The key move is realizing that “checking” and “running” are different things — even for interpreted languages. Look back at those five stages: read, tokenize, parse, compile to bytecode, execute. Only the last one is running your program. Stages 1–4 just inspect the code; they don’t do anything to the outside world.
Quick proof you can try yourself. Make a file broken.py:
print("starting")
x = (
$ python3 broken.py
File "broken.py", line 2
x = (
^
SyntaxError: '(' was never closed
Notice that “starting” never printed. If execution had even begun, you’d have seen it. Python parsed the whole file first, hit the broken parenthesis on line 2, and refused to start executing. So the interpreter itself can find a class of errors without running your code, the parser doesn’t need to run anything to know the grammar is broken.
IDEs just takes this idea further. It ships with its own parser (and a much heavier analyzer on top) and runs it continuously as you type. It’s not executing your program, it’s parsing your file and walking the resulting tree to look for trouble: undefined variables, calling a function with the wrong number of arguments, importing something that doesn’t exist, types that don’t line up. The technical name is static analysis, static because the code is sitting still on disk, not moving (running).
The mental model
Don’t think of “compiled” and “interpreted” as two boxes you put a language into. Think of it as a spectrum based on when translation happens.

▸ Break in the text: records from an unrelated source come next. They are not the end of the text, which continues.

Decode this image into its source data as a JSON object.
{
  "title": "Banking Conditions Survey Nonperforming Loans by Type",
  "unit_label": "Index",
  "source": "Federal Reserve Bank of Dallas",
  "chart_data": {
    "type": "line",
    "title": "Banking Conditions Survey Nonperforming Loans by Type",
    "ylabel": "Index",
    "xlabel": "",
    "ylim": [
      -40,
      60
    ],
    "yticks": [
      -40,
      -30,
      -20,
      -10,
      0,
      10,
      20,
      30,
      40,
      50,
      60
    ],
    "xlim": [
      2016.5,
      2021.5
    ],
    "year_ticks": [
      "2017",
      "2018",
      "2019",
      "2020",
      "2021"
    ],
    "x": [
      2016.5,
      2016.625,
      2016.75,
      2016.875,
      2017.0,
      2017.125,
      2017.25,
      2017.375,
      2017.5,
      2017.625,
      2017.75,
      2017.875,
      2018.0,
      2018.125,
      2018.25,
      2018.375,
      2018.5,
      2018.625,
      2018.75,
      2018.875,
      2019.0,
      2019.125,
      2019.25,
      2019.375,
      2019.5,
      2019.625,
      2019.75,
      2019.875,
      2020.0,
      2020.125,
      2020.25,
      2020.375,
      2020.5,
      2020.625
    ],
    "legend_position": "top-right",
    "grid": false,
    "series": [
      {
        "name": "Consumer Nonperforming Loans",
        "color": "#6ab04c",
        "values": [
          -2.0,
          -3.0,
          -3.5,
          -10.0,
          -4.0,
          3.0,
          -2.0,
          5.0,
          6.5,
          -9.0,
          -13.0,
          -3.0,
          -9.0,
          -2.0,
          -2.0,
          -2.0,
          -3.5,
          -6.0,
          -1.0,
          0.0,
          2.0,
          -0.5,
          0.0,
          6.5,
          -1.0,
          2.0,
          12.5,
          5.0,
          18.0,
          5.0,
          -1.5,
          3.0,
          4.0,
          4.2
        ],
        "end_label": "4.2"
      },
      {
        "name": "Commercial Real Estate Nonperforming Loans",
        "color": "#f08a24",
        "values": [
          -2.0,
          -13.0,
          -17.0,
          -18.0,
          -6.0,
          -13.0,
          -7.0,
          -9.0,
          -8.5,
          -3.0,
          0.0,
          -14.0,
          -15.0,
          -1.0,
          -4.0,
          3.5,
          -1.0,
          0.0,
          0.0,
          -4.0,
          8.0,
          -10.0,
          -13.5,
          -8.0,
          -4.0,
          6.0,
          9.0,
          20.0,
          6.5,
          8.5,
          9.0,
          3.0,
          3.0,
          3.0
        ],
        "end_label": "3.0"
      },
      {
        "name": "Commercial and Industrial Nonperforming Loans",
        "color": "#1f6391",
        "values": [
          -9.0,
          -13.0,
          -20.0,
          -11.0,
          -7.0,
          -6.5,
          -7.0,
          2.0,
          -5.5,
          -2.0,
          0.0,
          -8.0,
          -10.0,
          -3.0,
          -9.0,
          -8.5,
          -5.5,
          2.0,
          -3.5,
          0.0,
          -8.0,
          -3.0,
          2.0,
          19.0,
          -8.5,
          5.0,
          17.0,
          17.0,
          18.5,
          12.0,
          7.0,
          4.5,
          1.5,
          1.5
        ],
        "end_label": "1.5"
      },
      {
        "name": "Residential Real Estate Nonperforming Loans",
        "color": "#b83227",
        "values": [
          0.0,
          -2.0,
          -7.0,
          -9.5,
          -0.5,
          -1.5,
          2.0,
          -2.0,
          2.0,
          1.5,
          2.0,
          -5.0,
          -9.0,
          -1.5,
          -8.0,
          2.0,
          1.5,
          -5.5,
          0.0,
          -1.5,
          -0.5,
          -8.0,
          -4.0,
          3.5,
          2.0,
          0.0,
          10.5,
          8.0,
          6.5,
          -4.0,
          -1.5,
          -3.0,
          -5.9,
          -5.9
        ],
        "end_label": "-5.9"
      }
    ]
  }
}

- All the way ahead of time → traditional compilation (C, Rust)
- Compile to bytecode ahead of time, finish translation at runtime → Java, C#, modern Python
- Translate during execution, but cache hot paths as machine code (JIT) → JavaScript engines, PyPy
- Translate every line every time it runs → pure interpretation, mostly historical (Logo, Basic etc.)
When someone tells you “language X is compiled” or “language Y is interpreted,” they’re giving you a rough label. The real question, when you actually care about performance, debugging, or deployment, is always: where does translation happen, and what does the user have to ship? That’s the question this whole distinction is trying to answer.